Vor 80 Jahren: Massaker und Zerstörung von Lidice

Am 10. Juni 1942 verübten die Nazifaschisten im tschechischen Lidice ein besonderes Verbrechen: Die ganze Ortschaft wurde ausgelöscht und der Großteil der Bewohner ermordet.

Etwa 20 Kilometer westlich von Prag liegt die mittelböhmische Gemeinde Lidice im Bezirk Kladno. Mit der seit dem Hochmittelalter belegten Siedlung gleichen Namens hat die heutige Ortschaft jedoch nicht mehr viel gemein, denn sie musste nach dem Zweiten Weltkrieg gänzlich neu errichtet werden. Das alte Lidice war von den deutschen Faschisten im wortwörtlichen Sinn dem Erdboden gleichgemacht worden – und an dieser Stelle, in unmittelbarer Nachbarschaft des neuen Lidice, befindet sich heute eine Gedenkstätte für die Opfer.

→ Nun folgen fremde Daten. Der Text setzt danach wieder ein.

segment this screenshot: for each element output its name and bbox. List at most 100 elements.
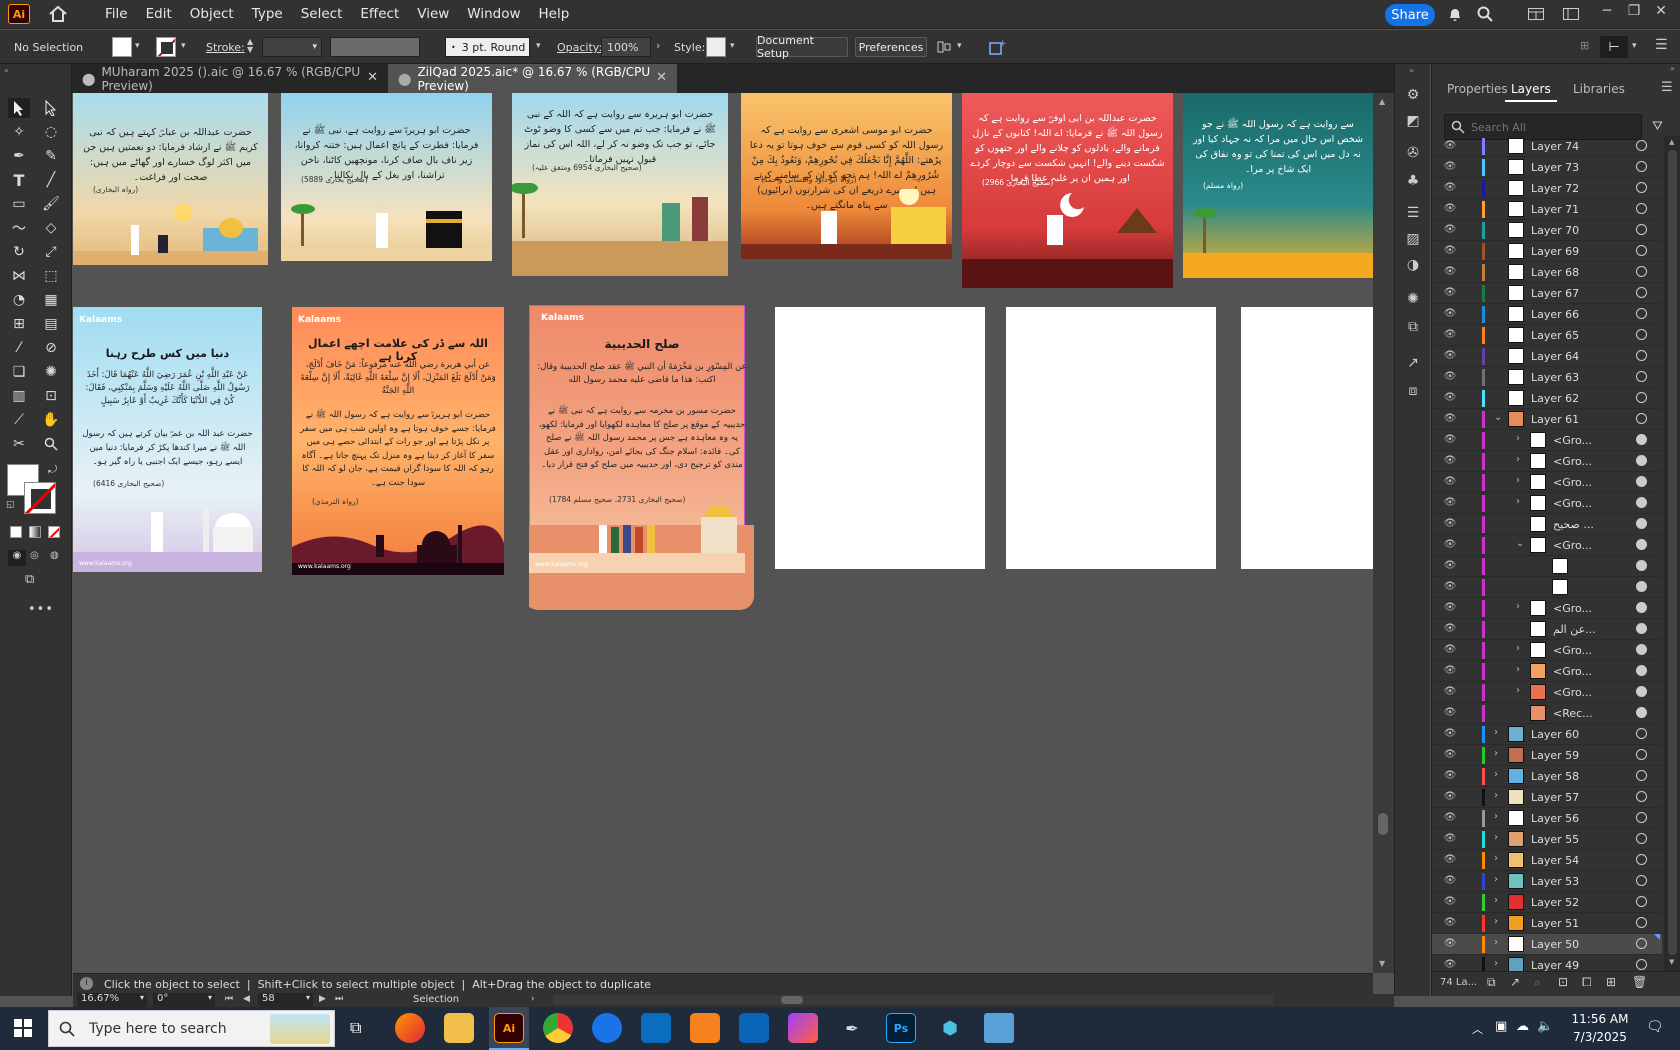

Am Abend des 9. Juni 1942 sammelten sich unter dem Kommando von SS-Obersturmbannführer Horst Böhme Einheiten der Gestapo, des Sicherheitsdienstes der SS und der Schutzpolizei am Rande von Lidice und riegelten das kleine Dorf mit seinen 102 Häusern und 503 tschechischen Bewohnern ab. Auf Befehl des Höheren SS- und Polizeiführers Karl Hermann Frank war eine „Vergeltungsaktion“ für den Tod von Reinhard Heydrich geplant. Der Leiter des Reichssicherheitshauptamtes und stellvertretende Reichsprotektor in Böhmen und Mähren war am 4. Juni 1942 gestorben, nachdem acht Tage zuvor tschechische Widerstandskämpfer in Prag ein Attentat auf ihn verübt hatten. Dass sich die deutschen Faschisten für ihre Rache die Ortschaft Lidice ausgesucht hatten, war vermutlich Zufall. Eine unmittelbare Unterstützung des antifaschistischen Widerstands, wie von den Nazis als Vorwand behauptet, konnte nie belegt werden.

In der Nacht auf den 10. Juni 1942 wurden die Einwohner des Ortes zusammengetrieben. In den Morgenstunden erschossen die Nazis alle 172 Männer und männlichen Jugendlichen, die älter als 15 Jahre waren, sowie einen 14-Jährigen. 195 Frauen des Dorfes, die von ihren Kindern getrennt wurden, kamen in das KZ Ravensbrück, wo 52 von ihnen getötet wurden. Sechs Schwangere wurden nach Prag gebracht und landeten nach der Entbindung ebenfalls in Ravensbrück. Das Dorf selbst wurde teilweise in Brand gesteckt, teilweise wurden Gebäude gesprengt, schlussendlich wurde alles eingeebnet, auf dass Lidice völlig aus der Landschaft und von der Landkarte verschwindet. 26 weitere Bewohner, die am 9. und 10. Juni nicht greifbar waren – zum Teil aufgrund von Nachtschichten –, wurden am 16. Juni in Prag per Erschießung hingerichtet. Damit steht eine gesicherte Zahl von 250 ermordeten Erwachsenen und älteren Jugendlichen, doch ein besonderes Thema waren und sind auch die Kinder von Lidice.

Die Kinder der Ortschaft kamen zunächst in die „Umwandererzentrale Litzmannstadt“ nach Lodz. Elf wurden zur „Germanisierung“ ausgesondert, sieben Kinder, die jünger als ein Jahr alt waren, sowie die sechs nach dem 10. Juni in Prag geborenen landeten in Kinderheimen. Doch der Großteil – schließlich waren es 82 Kinder – wurde in das Vernichtungslager Kulmhof deportiert und dort vergast. Nach dem Ende der deutsch-faschistischen Fremdherrschaft und des Krieges wurden lediglich 17 der 106 Kinder von Lidice wiedergefunden. Auf dem Areal der heutigen Gedenkstätte erinnert ein eindrucksvolles Bronzedenkmal an die von den Nazis ermordeten Kinder.

Im Jahr 1949 konnten einige der überlebenden Frauen von Lidice in die damals neu errichtete Ortschaft zurückkehren. Heute leben wieder knapp 600 Menschen in dem Dorf, dessen Name nicht nur in Tschechien zu einem Symbol und Mahnmal für den deutsch-faschistischen Massenmord geworden ist.